Keberaniannya mengambil resiko yang tak jarang bahkan mengancam jiwanya, diakui
suami Kusnariyati Sri Rahayu ini sebagai sikap amal ma’ruf nahi mungkar
yang sesungguhnya amanat dan sekaligus ruh gerakan dakwah Muhammadiyah. Aminen
Rais juga merasa bahagia menerjang segala resiko perjuangannya karena mendapat support
penuh dari istri dan kelima putra-putrinya: Ahmad Hanafi, Hanum Salsabilla,
Ahmad Mumtaz, Tasnim Fauzia, dan Ahmad Baihaqi.

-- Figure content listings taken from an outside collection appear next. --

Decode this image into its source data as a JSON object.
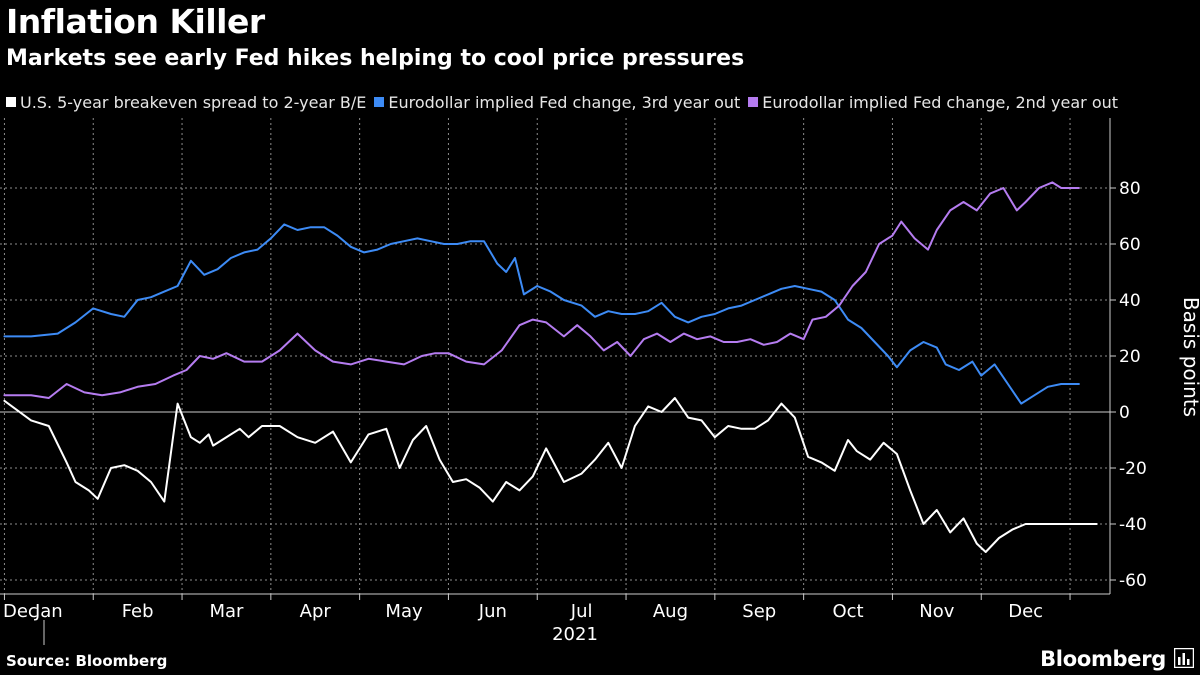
{
  "colors": {
    "background": "#000000",
    "grid": "#8c8c8c",
    "axis": "#cccccc",
    "text": "#ffffff"
  },
  "source": "Source: Bloomberg",
  "brand": "Bloomberg",
  "brand_icon": "bloomberg-terminal-icon",
  "chart_data": {
    "type": "line",
    "title": "Inflation Killer",
    "subtitle": "Markets see early Fed hikes helping to cool price pressures",
    "ylabel": "Basis points",
    "xlabel": "2021",
    "ylim": [
      -65,
      105
    ],
    "yticks": [
      -60,
      -40,
      -20,
      0,
      20,
      40,
      60,
      80
    ],
    "xticks": [
      "Dec",
      "Jan",
      "Feb",
      "Mar",
      "Apr",
      "May",
      "Jun",
      "Jul",
      "Aug",
      "Sep",
      "Oct",
      "Nov",
      "Dec"
    ],
    "x_unit": "months since Dec 1, 2020",
    "xlim": [
      -0.05,
      12.45
    ],
    "grid": true,
    "series": [
      {
        "name": "U.S. 5-year breakeven spread to 2-year B/E",
        "color": "#ffffff",
        "x": [
          0,
          0.3,
          0.5,
          0.7,
          0.8,
          0.95,
          1.05,
          1.2,
          1.35,
          1.5,
          1.65,
          1.8,
          1.95,
          2.1,
          2.2,
          2.3,
          2.35,
          2.45,
          2.55,
          2.65,
          2.75,
          2.9,
          3.1,
          3.3,
          3.5,
          3.7,
          3.9,
          4.1,
          4.3,
          4.45,
          4.6,
          4.75,
          4.9,
          5.05,
          5.2,
          5.35,
          5.5,
          5.65,
          5.8,
          5.95,
          6.1,
          6.3,
          6.5,
          6.65,
          6.8,
          6.95,
          7.1,
          7.25,
          7.4,
          7.55,
          7.7,
          7.85,
          8.0,
          8.15,
          8.3,
          8.45,
          8.6,
          8.75,
          8.9,
          9.05,
          9.2,
          9.35,
          9.5,
          9.6,
          9.75,
          9.9,
          10.05,
          10.2,
          10.35,
          10.5,
          10.65,
          10.8,
          10.95,
          11.05,
          11.2,
          11.35,
          11.5,
          11.6,
          11.75,
          11.85,
          12.0,
          12.1,
          12.2,
          12.3
        ],
        "y": [
          4,
          -3,
          -5,
          -18,
          -25,
          -28,
          -31,
          -20,
          -19,
          -21,
          -25,
          -32,
          3,
          -9,
          -11,
          -8,
          -12,
          -10,
          -8,
          -6,
          -9,
          -5,
          -5,
          -9,
          -11,
          -7,
          -18,
          -8,
          -6,
          -20,
          -10,
          -5,
          -17,
          -25,
          -24,
          -27,
          -32,
          -25,
          -28,
          -23,
          -13,
          -25,
          -22,
          -17,
          -11,
          -20,
          -5,
          2,
          0,
          5,
          -2,
          -3,
          -9,
          -5,
          -6,
          -6,
          -3,
          3,
          -2,
          -16,
          -18,
          -21,
          -10,
          -14,
          -17,
          -11,
          -15,
          -28,
          -40,
          -35,
          -43,
          -38,
          -47,
          -50,
          -45,
          -42,
          -40,
          -40,
          -40,
          -40,
          -40,
          -40,
          -40,
          -40
        ]
      },
      {
        "name": "Eurodollar implied Fed change, 3rd year out",
        "color": "#3d8bf5",
        "x": [
          0,
          0.3,
          0.6,
          0.8,
          1.0,
          1.2,
          1.35,
          1.5,
          1.65,
          1.8,
          1.95,
          2.1,
          2.25,
          2.4,
          2.55,
          2.7,
          2.85,
          3.0,
          3.15,
          3.3,
          3.45,
          3.6,
          3.75,
          3.9,
          4.05,
          4.2,
          4.35,
          4.5,
          4.65,
          4.8,
          4.95,
          5.1,
          5.25,
          5.4,
          5.55,
          5.65,
          5.75,
          5.85,
          6.0,
          6.15,
          6.3,
          6.5,
          6.65,
          6.8,
          6.95,
          7.1,
          7.25,
          7.4,
          7.55,
          7.7,
          7.85,
          8.0,
          8.15,
          8.3,
          8.45,
          8.6,
          8.75,
          8.9,
          9.05,
          9.2,
          9.35,
          9.5,
          9.65,
          9.8,
          9.95,
          10.05,
          10.2,
          10.35,
          10.5,
          10.6,
          10.75,
          10.9,
          11.0,
          11.15,
          11.3,
          11.45,
          11.6,
          11.75,
          11.9,
          12.0,
          12.1
        ],
        "y": [
          27,
          27,
          28,
          32,
          37,
          35,
          34,
          40,
          41,
          43,
          45,
          54,
          49,
          51,
          55,
          57,
          58,
          62,
          67,
          65,
          66,
          66,
          63,
          59,
          57,
          58,
          60,
          61,
          62,
          61,
          60,
          60,
          61,
          61,
          53,
          50,
          55,
          42,
          45,
          43,
          40,
          38,
          34,
          36,
          35,
          35,
          36,
          39,
          34,
          32,
          34,
          35,
          37,
          38,
          40,
          42,
          44,
          45,
          44,
          43,
          40,
          33,
          30,
          25,
          20,
          16,
          22,
          25,
          23,
          17,
          15,
          18,
          13,
          17,
          10,
          3,
          6,
          9,
          10,
          10,
          10
        ]
      },
      {
        "name": "Eurodollar implied Fed change, 2nd year out",
        "color": "#b57cf0",
        "x": [
          0,
          0.3,
          0.5,
          0.7,
          0.9,
          1.1,
          1.3,
          1.5,
          1.7,
          1.9,
          2.05,
          2.2,
          2.35,
          2.5,
          2.7,
          2.9,
          3.1,
          3.3,
          3.5,
          3.7,
          3.9,
          4.1,
          4.3,
          4.5,
          4.7,
          4.85,
          5.0,
          5.2,
          5.4,
          5.6,
          5.8,
          5.95,
          6.1,
          6.3,
          6.45,
          6.6,
          6.75,
          6.9,
          7.05,
          7.2,
          7.35,
          7.5,
          7.65,
          7.8,
          7.95,
          8.1,
          8.25,
          8.4,
          8.55,
          8.7,
          8.85,
          9.0,
          9.1,
          9.25,
          9.4,
          9.55,
          9.7,
          9.85,
          10.0,
          10.1,
          10.25,
          10.4,
          10.5,
          10.65,
          10.8,
          10.95,
          11.1,
          11.25,
          11.4,
          11.5,
          11.65,
          11.8,
          11.9,
          12.0,
          12.1
        ],
        "y": [
          6,
          6,
          5,
          10,
          7,
          6,
          7,
          9,
          10,
          13,
          15,
          20,
          19,
          21,
          18,
          18,
          22,
          28,
          22,
          18,
          17,
          19,
          18,
          17,
          20,
          21,
          21,
          18,
          17,
          22,
          31,
          33,
          32,
          27,
          31,
          27,
          22,
          25,
          20,
          26,
          28,
          25,
          28,
          26,
          27,
          25,
          25,
          26,
          24,
          25,
          28,
          26,
          33,
          34,
          38,
          45,
          50,
          60,
          63,
          68,
          62,
          58,
          65,
          72,
          75,
          72,
          78,
          80,
          72,
          75,
          80,
          82,
          80,
          80,
          80
        ]
      }
    ]
  }
}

”Saya dulu dididik ibu untuk amar ma’ruf. Menurut
beliau, melaksanakan amar ma’ruf tidak ada resikonya. Orang yang tidak
setuju pun tidak marah. Tapi, melaksanakan nahi mungkar banyak
resikonya,” gugahnya nan bersahaja. Proses ragi politik yang terus membusuk dan
melemahkan sendi-sendi ekonomi bangsa pada dasawarsa kedua tahun 1990-an,
mendorong Amien Rais kembali menggulirkan gagasan tentang suksesi, bahkan
dengan desakan lebih luas: Reformasi Total. Berawal dari kasus Freeport dan
Busang, Amien Rais sengaja meggerbah kelesuan perubahan sosial yang mendasar di
negeri ini. Bahkan, gagasan dan gerakannya berada di garda paling depan dalam
meruntuhkan kebobrokan politik Orde Baru. Sejak awal bergulirnya reformasi,
Amien Rais sudah menyatakan ”siap” mencalonkan diri sebagai presiden. Ini
sebuah pernyataan yang dinilai sangat berani pada saat itu meskipun diakuinya
sendiri hanya sebatas political education. Namun wacana pencalonan
dirinya sebagai presiden, bukanlah semata-mata didorong hasrat untuk berkuasa
melainkan cermin sikap high politic-nya yang konsekwen mendorong upaya
pengentasan penderitaan rakyat akibat distorsi kepemimpinan nasional yang
otoriter dan korup. Amien Rais melihat keterpurukan bangsa ini harus diperbaiki
mulai dari tampuk kekuasaan.
Keterlibatan Amien Rais di Pimpinan Pusat Muhammadiyah
dimulai sejak Muktamar Muhammadiyah tahun 1985 di Surakarta sebagai Ketua
Majelis Tabligh. Pada Muktamar Muhammadiyah ke-42 (1990) di Yogyakarta, Amien
Rais terpilih sebagai Ketua Pimpinan Pusat Muhammadiyah. Meninggalnya K.H.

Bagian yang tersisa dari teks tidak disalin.